Résultat, le créneau explose mais les acteurs de notre pays ne décollent pas. Qu’on en juge : alors que le marché mondial de la cyber-sécurité progresse d’environ 10% par an depuis 2012 (selon diverses études, provenant par exemple de CheckPoint Software, un fournisseur mondial de solutions de sécurité des systèmes d’information, ou encore de Xerfi, un leader dans le secteur des études sectorielles), les perspectives du segment français ne dépasserait pas… 5%. Le paradoxe français, est donc qu’il sera peut-être plus aisé de briller à l’international qu’à l’intérieur de nos propres frontières. Et encore! Si la résistance hexagonale ne nuit pas trop, in fine, à notre image de marque. « Si notre marché intérieur ne joue pas le jeu, le risque c’est d’apparaître comme un colosse aux pieds d’argile face à nos clients internationaux », s’inquiète Jean-Noël de Galzain. « Si demain nous voulons jouer un rôle important, il faut montrer que nous prenons le sujet en main. »

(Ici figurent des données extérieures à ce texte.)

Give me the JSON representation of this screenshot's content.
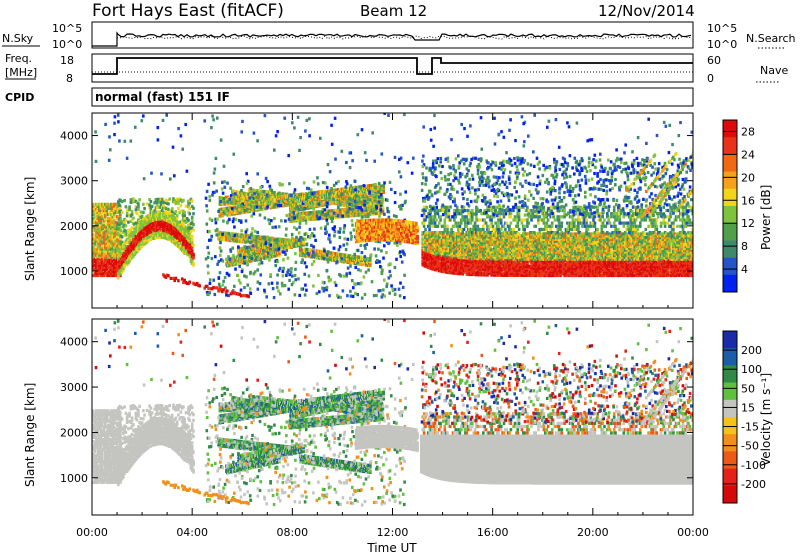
{
  "header": {
    "station": "Fort Hays East (fitACF)",
    "beam": "Beam 12",
    "date": "12/Nov/2014"
  },
  "top_panels": {
    "nsky_label": "N.Sky",
    "nsky_ticks": [
      "10^5",
      "10^0"
    ],
    "nsearch_label": "N.Search",
    "nsearch_ticks": [
      "10^5",
      "10^0"
    ],
    "freq_label_line1": "Freq.",
    "freq_label_line2": "[MHz]",
    "freq_ticks": [
      "18",
      "8"
    ],
    "nave_label": "Nave",
    "nave_ticks": [
      "60",
      "0"
    ],
    "cpid_label": "CPID",
    "cpid_value": "normal (fast) 151 IF"
  },
  "colors": {
    "power_scale": [
      "#0022ee",
      "#2355c8",
      "#3d8a6a",
      "#4ea04a",
      "#7fc23c",
      "#f2d41a",
      "#f5a21a",
      "#f06a14",
      "#e8331a",
      "#dd0a0a"
    ],
    "velocity_scale": [
      "#1a2aa8",
      "#1d5ca8",
      "#2e8a46",
      "#5ec03c",
      "#c4c4c0",
      "#f5c21c",
      "#f28f1c",
      "#ed5a18",
      "#e42316",
      "#d40a0a"
    ]
  },
  "chart_data": [
    {
      "type": "heatmap",
      "panel": "power",
      "ylabel": "Slant Range [km]",
      "xlabel": "Time UT",
      "x_ticks": [
        "00:00",
        "04:00",
        "08:00",
        "12:00",
        "16:00",
        "20:00",
        "00:00"
      ],
      "y_ticks": [
        1000,
        2000,
        3000,
        4000
      ],
      "ylim": [
        180,
        4500
      ],
      "xlim_hours": [
        0,
        24
      ],
      "colorbar_label": "Power [dB]",
      "colorbar_ticks": [
        4,
        8,
        12,
        16,
        20,
        24,
        28
      ],
      "colorbar_range": [
        0,
        30
      ],
      "features": [
        {
          "kind": "band",
          "t": [
            0.0,
            1.1
          ],
          "range_km": [
            900,
            2500
          ],
          "level": "strong"
        },
        {
          "kind": "arc",
          "t": [
            1.0,
            4.0
          ],
          "range_km": [
            900,
            2100
          ],
          "level": "strong"
        },
        {
          "kind": "streaks",
          "t": [
            5.0,
            11.5
          ],
          "range_km": [
            500,
            2800
          ],
          "level": "mixed"
        },
        {
          "kind": "arc",
          "t": [
            10.5,
            13.0
          ],
          "range_km": [
            1700,
            2400
          ],
          "level": "moderate"
        },
        {
          "kind": "gap",
          "t": [
            13.0,
            13.1
          ]
        },
        {
          "kind": "band",
          "t": [
            13.1,
            24.0
          ],
          "range_km": [
            900,
            1800
          ],
          "level": "strong"
        },
        {
          "kind": "diffuse",
          "t": [
            13.1,
            24.0
          ],
          "range_km": [
            1800,
            3300
          ],
          "level": "weak"
        }
      ]
    },
    {
      "type": "heatmap",
      "panel": "velocity",
      "ylabel": "Slant Range [km]",
      "xlabel": "Time UT",
      "x_ticks": [
        "00:00",
        "04:00",
        "08:00",
        "12:00",
        "16:00",
        "20:00",
        "00:00"
      ],
      "y_ticks": [
        1000,
        2000,
        3000,
        4000
      ],
      "ylim": [
        180,
        4500
      ],
      "xlim_hours": [
        0,
        24
      ],
      "colorbar_label": "Velocity [m s⁻¹]",
      "colorbar_ticks": [
        200,
        100,
        50,
        15,
        -15,
        -50,
        -100,
        -200
      ],
      "colorbar_range": [
        -250,
        250
      ],
      "features": [
        {
          "kind": "ground_scatter",
          "t": [
            0.0,
            4.0
          ],
          "range_km": [
            900,
            2600
          ],
          "velocity": "near 0"
        },
        {
          "kind": "streaks",
          "t": [
            5.0,
            11.5
          ],
          "range_km": [
            500,
            2800
          ],
          "velocity": "positive 15-100"
        },
        {
          "kind": "ground_scatter",
          "t": [
            13.1,
            24.0
          ],
          "range_km": [
            850,
            2000
          ],
          "velocity": "near 0"
        },
        {
          "kind": "scattered",
          "t": [
            13.1,
            24.0
          ],
          "range_km": [
            1800,
            3400
          ],
          "velocity": "mixed"
        }
      ]
    }
  ]
}
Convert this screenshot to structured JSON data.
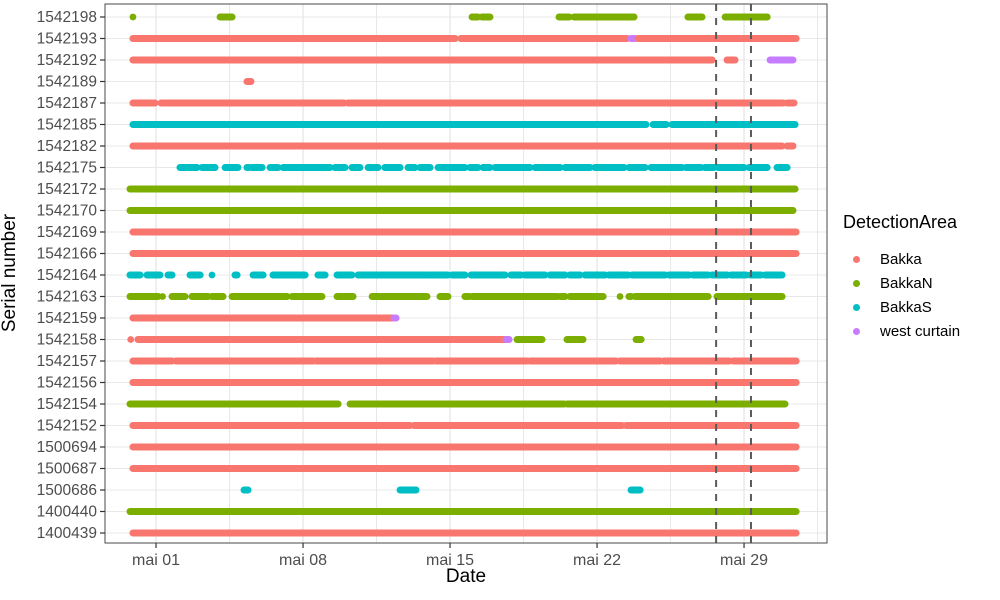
{
  "chart_data": {
    "type": "scatter",
    "xlabel": "Date",
    "ylabel": "Serial number",
    "x_axis": {
      "domain": [
        -1.43,
        32.95
      ],
      "unit": "day of May",
      "ticks": [
        {
          "v": 1,
          "label": "mai 01"
        },
        {
          "v": 8,
          "label": "mai 08"
        },
        {
          "v": 15,
          "label": "mai 15"
        },
        {
          "v": 22,
          "label": "mai 22"
        },
        {
          "v": 29,
          "label": "mai 29"
        }
      ],
      "minor_ticks": [
        4.5,
        11.5,
        18.5,
        25.5,
        32.5
      ]
    },
    "reference_lines": {
      "style": "dashed",
      "x_values": [
        27.67,
        29.33
      ]
    },
    "legend": {
      "title": "DetectionArea",
      "entries": [
        {
          "label": "Bakka",
          "color": "#F8766D"
        },
        {
          "label": "BakkaN",
          "color": "#7CAE00"
        },
        {
          "label": "BakkaS",
          "color": "#00BFC4"
        },
        {
          "label": "west curtain",
          "color": "#C77CFF"
        }
      ]
    },
    "colors": {
      "Bakka": "#F8766D",
      "BakkaN": "#7CAE00",
      "BakkaS": "#00BFC4",
      "west curtain": "#C77CFF"
    },
    "rows": [
      {
        "serial": "1542198",
        "runs": [
          {
            "area": "BakkaN",
            "segs": [
              [
                -0.1,
                -0.1
              ],
              [
                4.05,
                4.62
              ],
              [
                16.05,
                16.33
              ],
              [
                16.52,
                16.9
              ],
              [
                20.19,
                20.67
              ],
              [
                20.9,
                23.76
              ],
              [
                26.33,
                27.0
              ],
              [
                28.1,
                30.1
              ]
            ]
          }
        ]
      },
      {
        "serial": "1542193",
        "runs": [
          {
            "area": "Bakka",
            "segs": [
              [
                -0.1,
                15.24
              ],
              [
                15.52,
                23.43
              ]
            ]
          },
          {
            "area": "west curtain",
            "segs": [
              [
                23.62,
                23.8
              ]
            ]
          },
          {
            "area": "Bakka",
            "segs": [
              [
                23.95,
                31.48
              ]
            ]
          }
        ]
      },
      {
        "serial": "1542192",
        "runs": [
          {
            "area": "Bakka",
            "segs": [
              [
                -0.1,
                27.48
              ],
              [
                28.19,
                28.57
              ]
            ]
          },
          {
            "area": "west curtain",
            "segs": [
              [
                30.24,
                31.33
              ]
            ]
          }
        ]
      },
      {
        "serial": "1542189",
        "runs": [
          {
            "area": "Bakka",
            "segs": [
              [
                5.33,
                5.52
              ]
            ]
          }
        ]
      },
      {
        "serial": "1542187",
        "runs": [
          {
            "area": "Bakka",
            "segs": [
              [
                -0.1,
                0.95
              ],
              [
                1.24,
                9.95
              ],
              [
                10.14,
                30.86
              ],
              [
                31.05,
                31.38
              ]
            ]
          }
        ]
      },
      {
        "serial": "1542185",
        "runs": [
          {
            "area": "BakkaS",
            "segs": [
              [
                -0.1,
                24.33
              ],
              [
                24.67,
                25.29
              ],
              [
                25.57,
                31.43
              ]
            ]
          }
        ]
      },
      {
        "serial": "1542182",
        "runs": [
          {
            "area": "Bakka",
            "segs": [
              [
                -0.1,
                30.81
              ],
              [
                31.05,
                31.33
              ]
            ]
          }
        ]
      },
      {
        "serial": "1542175",
        "runs": [
          {
            "area": "BakkaS",
            "segs": [
              [
                2.14,
                2.95
              ],
              [
                3.19,
                3.81
              ],
              [
                4.29,
                4.9
              ],
              [
                5.33,
                5.43
              ],
              [
                5.57,
                6.05
              ],
              [
                6.43,
                6.81
              ],
              [
                7.05,
                9.29
              ],
              [
                9.52,
                10.0
              ],
              [
                10.33,
                10.71
              ],
              [
                11.1,
                11.57
              ],
              [
                11.9,
                12.62
              ],
              [
                13.0,
                13.33
              ],
              [
                13.57,
                14.05
              ],
              [
                14.43,
                15.71
              ],
              [
                15.95,
                16.33
              ],
              [
                16.57,
                16.9
              ],
              [
                17.14,
                18.81
              ],
              [
                19.05,
                20.24
              ],
              [
                20.48,
                21.67
              ],
              [
                21.9,
                23.29
              ],
              [
                23.52,
                24.29
              ],
              [
                24.57,
                26.05
              ],
              [
                26.24,
                26.95
              ],
              [
                27.14,
                27.57
              ],
              [
                27.76,
                29.0
              ],
              [
                29.24,
                30.1
              ],
              [
                30.57,
                31.05
              ]
            ]
          }
        ]
      },
      {
        "serial": "1542172",
        "runs": [
          {
            "area": "BakkaN",
            "segs": [
              [
                -0.24,
                31.43
              ]
            ]
          }
        ]
      },
      {
        "serial": "1542170",
        "runs": [
          {
            "area": "BakkaN",
            "segs": [
              [
                -0.24,
                31.33
              ]
            ]
          }
        ]
      },
      {
        "serial": "1542169",
        "runs": [
          {
            "area": "Bakka",
            "segs": [
              [
                -0.1,
                31.48
              ]
            ]
          }
        ]
      },
      {
        "serial": "1542166",
        "runs": [
          {
            "area": "Bakka",
            "segs": [
              [
                -0.1,
                31.48
              ]
            ]
          }
        ]
      },
      {
        "serial": "1542164",
        "runs": [
          {
            "area": "BakkaS",
            "segs": [
              [
                -0.24,
                0.24
              ],
              [
                0.57,
                1.19
              ],
              [
                1.57,
                1.76
              ],
              [
                2.62,
                3.1
              ],
              [
                3.62,
                3.71
              ],
              [
                4.76,
                4.86
              ],
              [
                5.62,
                6.1
              ],
              [
                6.57,
                8.1
              ],
              [
                8.71,
                9.05
              ],
              [
                9.62,
                10.33
              ],
              [
                10.62,
                14.05
              ],
              [
                14.14,
                14.9
              ],
              [
                15.1,
                15.71
              ],
              [
                16.0,
                17.62
              ],
              [
                17.9,
                18.38
              ],
              [
                18.57,
                19.52
              ],
              [
                19.76,
                20.48
              ],
              [
                20.71,
                21.19
              ],
              [
                21.43,
                22.38
              ],
              [
                22.57,
                23.48
              ],
              [
                23.67,
                25.24
              ],
              [
                25.43,
                26.38
              ],
              [
                26.57,
                27.29
              ],
              [
                27.48,
                28.19
              ],
              [
                28.38,
                29.1
              ],
              [
                29.29,
                29.81
              ],
              [
                30.0,
                30.81
              ]
            ]
          }
        ]
      },
      {
        "serial": "1542163",
        "runs": [
          {
            "area": "BakkaN",
            "segs": [
              [
                -0.24,
                1.1
              ],
              [
                1.29,
                1.33
              ],
              [
                1.76,
                2.38
              ],
              [
                2.71,
                3.48
              ],
              [
                3.67,
                4.19
              ],
              [
                4.62,
                7.24
              ],
              [
                7.48,
                8.9
              ],
              [
                9.62,
                10.38
              ],
              [
                11.29,
                13.9
              ],
              [
                14.52,
                14.9
              ],
              [
                15.71,
                15.9
              ],
              [
                16.05,
                20.1
              ],
              [
                20.24,
                20.48
              ],
              [
                20.71,
                22.29
              ],
              [
                23.05,
                23.14
              ],
              [
                23.52,
                23.62
              ],
              [
                23.81,
                27.29
              ],
              [
                27.71,
                30.81
              ]
            ]
          }
        ]
      },
      {
        "serial": "1542159",
        "runs": [
          {
            "area": "Bakka",
            "segs": [
              [
                -0.1,
                12.29
              ]
            ]
          },
          {
            "area": "west curtain",
            "segs": [
              [
                12.33,
                12.43
              ]
            ]
          }
        ]
      },
      {
        "serial": "1542158",
        "runs": [
          {
            "area": "Bakka",
            "segs": [
              [
                -0.24,
                -0.17
              ],
              [
                0.14,
                17.62
              ]
            ]
          },
          {
            "area": "west curtain",
            "segs": [
              [
                17.67,
                17.81
              ]
            ]
          },
          {
            "area": "BakkaN",
            "segs": [
              [
                18.19,
                19.38
              ],
              [
                20.57,
                21.33
              ],
              [
                23.86,
                24.1
              ]
            ]
          }
        ]
      },
      {
        "serial": "1542157",
        "runs": [
          {
            "area": "Bakka",
            "segs": [
              [
                -0.1,
                1.76
              ],
              [
                1.95,
                8.48
              ],
              [
                8.62,
                14.19
              ],
              [
                14.33,
                18.67
              ],
              [
                18.81,
                22.9
              ],
              [
                23.1,
                25.0
              ],
              [
                25.19,
                28.29
              ],
              [
                28.48,
                31.48
              ]
            ]
          }
        ]
      },
      {
        "serial": "1542156",
        "runs": [
          {
            "area": "Bakka",
            "segs": [
              [
                -0.1,
                31.48
              ]
            ]
          }
        ]
      },
      {
        "serial": "1542154",
        "runs": [
          {
            "area": "BakkaN",
            "segs": [
              [
                -0.24,
                9.67
              ],
              [
                10.24,
                20.43
              ],
              [
                20.57,
                30.95
              ]
            ]
          }
        ]
      },
      {
        "serial": "1542152",
        "runs": [
          {
            "area": "Bakka",
            "segs": [
              [
                -0.1,
                13.1
              ],
              [
                13.29,
                23.19
              ],
              [
                23.38,
                31.48
              ]
            ]
          }
        ]
      },
      {
        "serial": "1500694",
        "runs": [
          {
            "area": "Bakka",
            "segs": [
              [
                -0.1,
                31.48
              ]
            ]
          }
        ]
      },
      {
        "serial": "1500687",
        "runs": [
          {
            "area": "Bakka",
            "segs": [
              [
                -0.1,
                31.48
              ]
            ]
          }
        ]
      },
      {
        "serial": "1500686",
        "runs": [
          {
            "area": "BakkaS",
            "segs": [
              [
                5.19,
                5.38
              ],
              [
                12.62,
                13.38
              ],
              [
                23.62,
                24.05
              ]
            ]
          }
        ]
      },
      {
        "serial": "1400440",
        "runs": [
          {
            "area": "BakkaN",
            "segs": [
              [
                -0.24,
                31.48
              ]
            ]
          }
        ]
      },
      {
        "serial": "1400439",
        "runs": [
          {
            "area": "Bakka",
            "segs": [
              [
                -0.1,
                31.48
              ]
            ]
          }
        ]
      }
    ],
    "style_colors": {
      "grid": "#E8E8E8",
      "panel_border": "#4a4a4a",
      "tick": "#333333",
      "tick_text": "#4D4D4D",
      "reference_line": "#5a5a5a"
    }
  }
}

À l’assaut des OIV. Fort heureusement, chez les industriels du Gicat, ce son de cloche est un peu mieux entendu « Ils comprennent la nécessité d’agir vite et cherchent à intégrer la cyber-sécurité au continuum des solutions qui existent dans la sûreté », assure Jean-Noël de Galzain. Pour Hexatrust, l’intérêt de s’allier au Gicat réside en partie dans les liens étroits que ce dernier entretient avec les Opérateurs d’importances vitale (OIV). Décrétés stratégiques par l’État, les OIV sont des infrastructures qui bénéficient d’une réglementation précise (loi de programmation militaire 2014-2019, article 15). Laquelle donne à l’État, et plus particulièrement à l’Agence nationale de sécurité des systèmes d’information (ANSSI), les moyens de réglementer la sécurité de leurs systèmes d’information. L’occasion est donc belle, pour les offreurs d’Hexatrust, d’accéder à ce marché important, bien que limité en taille. Dans le contexte actuel, c’est tout ce qu’ils peuvent se mettre sous la dent… Plus précisément : à moins qu’un »11 septembre » électronique ne se produise sur le territoire, incitant subitement les entreprises à mettre la sécurité informatique en haut de leurs priorités, il faudra sans doute attendre que les travaux européens aboutissent (notamment ceux portant sur la gestion des données personnelles) avant d’observer en France l’avènement d’un âge d’or de la cyber-sécurité – s’il a lieu. Comme dit la fable, tout vient à point à qui sait attendre. « Nous avons un certain retard à l’allumage mais la guerre n’est pas perdue », assure de son coté Jean-Noël de Galzain.